In a speech on Monday, Sturgeon said: “For the sake of jobs, the economy and the next generation, today we are calling on the U.K. government to drop its hard Brexit red-lines so that Scotland and the U.K. can stay inside the single market and customs union.”
“Scotland is particularly well-placed to take advantage of the developing and deepening single market -- the world’s biggest economy of 500 million people, eight times the size of the U.K.," she said.
Sturgeon argued that British Prime Minister Theresa May “wants to leave not only the political structures of the EU but come out of the European Economic Area shows just how extreme the U.K. government’s position is.”
“With just weeks to go before the opening of talks on the future relationship that extreme stance must be dropped,” she warned.

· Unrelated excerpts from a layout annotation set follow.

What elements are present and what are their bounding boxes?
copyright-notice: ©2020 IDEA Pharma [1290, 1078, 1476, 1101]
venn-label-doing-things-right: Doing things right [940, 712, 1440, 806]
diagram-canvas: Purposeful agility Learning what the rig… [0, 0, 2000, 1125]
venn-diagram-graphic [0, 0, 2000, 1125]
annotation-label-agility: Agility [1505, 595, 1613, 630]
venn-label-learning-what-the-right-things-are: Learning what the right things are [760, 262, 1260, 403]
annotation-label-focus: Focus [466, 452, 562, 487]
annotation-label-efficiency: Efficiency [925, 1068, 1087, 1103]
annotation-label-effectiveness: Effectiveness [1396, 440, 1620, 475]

The second phase of Brexit negotiations, which will shape the future trade relations between the U.K. and the bloc will begin in March.
Britain is set to leave the EU in March 2019 but the sides have agreed on principle to introduce a transition period expected to last around 2 years.
Last year, Sturgeon had underlined in her Scottish National Party (SNP) manifesto that the Europe’s single market is far too important to Scotland’s economy to lose and Scotland “must have a choice” when the details of a final deal with the EU is clear in 2018.
She had reiterated her party’s view on a second independence vote, saying the country must have a choice at the end of Brexit negotiations with the EU, signaling a new referendum on Scottish independence.
A majority of Scottish voters (62 percent) opted to remain in the EU in the 2016 referendum, which began the end of the U.K.'s membership in the union after 44 years.